This code as written is fairly unsuitable for SPEs since it's so branch-heavy. Also, information on the types of the variables involved would help; the test as written seems fairly obscure (even with the >0
fix), but the code looks like it might be C++ using some sort of vector class that overloads operator -
to mean vector subtraction and operator *
of two vectors to compute a dot product.
The first thing to do with such simple loops on SPEs is to get them branch-free (at least the inner loop; i.e. unroll a couple of times and only check for early exit every N iterations) and use SIMD instructions: SPEs only have SIMD instructions, so not using SIMD processing in your loops instantly wastes 75% of your available register space and computational power. Similarly, SPEs can only load aligned qwords (16 bytes) at a time, using smaller data types requires extra work to shuffle the contents of registers around so that the value you're trying to load ends up in the "preferred slot".
You get rid of the if (k == i || k == j)
by rewriting the first part of the loop using the following branch-free form (this is pseudocode. It's immediately applicable for ints, but you'll need to use intrinsics to get bitwise ops on floats):
dd = q2_vect[k] - q1_vect;
d2 = dd * dd;
d2 &= ~(cmp_equal(k, i) | cmp_equal(k, j));
Here, cmp_equal
corresponds to the respective SPE intrinsics (semantics: cmp_equal(a,b) == (a == b) ? ~0u : 0
). This forces d2
to zero when k == i
or k == j
.
To avoid the if (d2 > 0)
branch in the inner loop, do the following:
a |= cmp_greater(d2, 0);
and only check if a
is nonzero (to early-out) every few loop iterations.
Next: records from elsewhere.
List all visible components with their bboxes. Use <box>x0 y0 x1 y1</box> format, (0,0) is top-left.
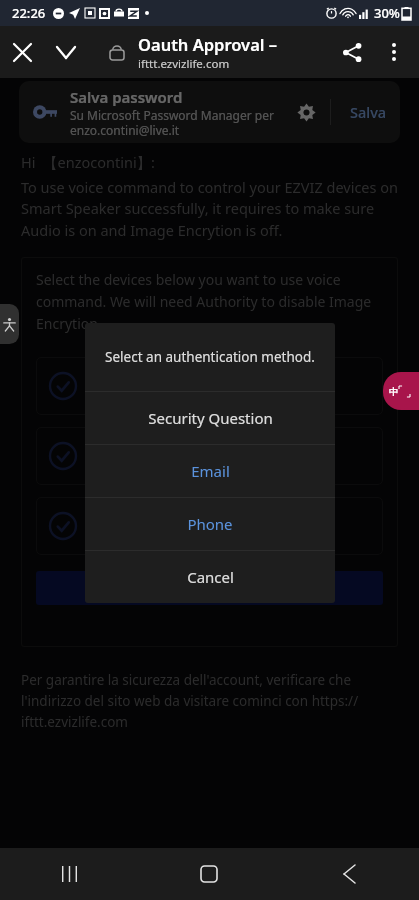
button[interactable]: Translate <box>383 372 419 410</box>
staticText: Su Microsoft Password Manager per enzo.c… <box>70 107 283 138</box>
staticText: Phone <box>187 514 233 534</box>
button[interactable]: Site information <box>102 37 132 67</box>
staticText: Cancel <box>187 567 234 587</box>
staticText: ifttt.ezvizlife.com <box>138 56 230 72</box>
staticText: Salva password <box>70 87 183 107</box>
button[interactable] <box>36 497 383 555</box>
staticText: Oauth Approval – Sprin… <box>138 33 327 55</box>
button[interactable]: Salva <box>337 81 400 143</box>
button[interactable]: Close <box>0 30 44 74</box>
staticText: 22:26 <box>12 4 46 22</box>
button[interactable] <box>36 427 383 485</box>
button[interactable]: Email <box>85 445 335 497</box>
staticText: Select the devices below you want to use… <box>36 270 383 333</box>
staticText: Security Question <box>148 408 273 428</box>
button[interactable]: More options <box>373 31 415 73</box>
button[interactable] <box>36 357 383 415</box>
button[interactable]: Phone <box>85 498 335 550</box>
staticText: 30% <box>374 4 400 22</box>
button[interactable]: Recent apps <box>0 848 139 900</box>
button[interactable]: Accessibility <box>0 304 19 344</box>
staticText: Email <box>191 461 230 481</box>
staticText: Hi 【enzocontini】: <box>21 152 156 172</box>
button[interactable]: Expand <box>44 30 88 74</box>
staticText: Salva <box>350 102 387 122</box>
staticText: Per garantire la sicurezza dell'account,… <box>21 671 398 731</box>
button[interactable]: Back <box>279 848 419 900</box>
button[interactable]: Settings <box>289 95 323 129</box>
button[interactable]: Home <box>139 848 279 900</box>
button[interactable]: Cancel <box>85 551 335 603</box>
button[interactable] <box>36 571 383 605</box>
staticText: To use voice command to control your EZV… <box>21 177 398 241</box>
staticText: 中 <box>389 386 398 397</box>
staticText: Select an authentication method. <box>105 348 315 366</box>
button[interactable]: Security Question <box>85 392 335 444</box>
button[interactable]: Share <box>331 31 373 73</box>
If all values computed for d2
are nonnegative (will be the case if your type is ints, floats or a real-valued vector class), you can simplify this further. Just do:
a |= d2;
In the end, a
will only be nonzero if all of the individual terms were nonzero. But be careful with integer overflows (if you're using ints) and NaNs (if you're using floats). If you have to handle these cases, the above simplification will break the code.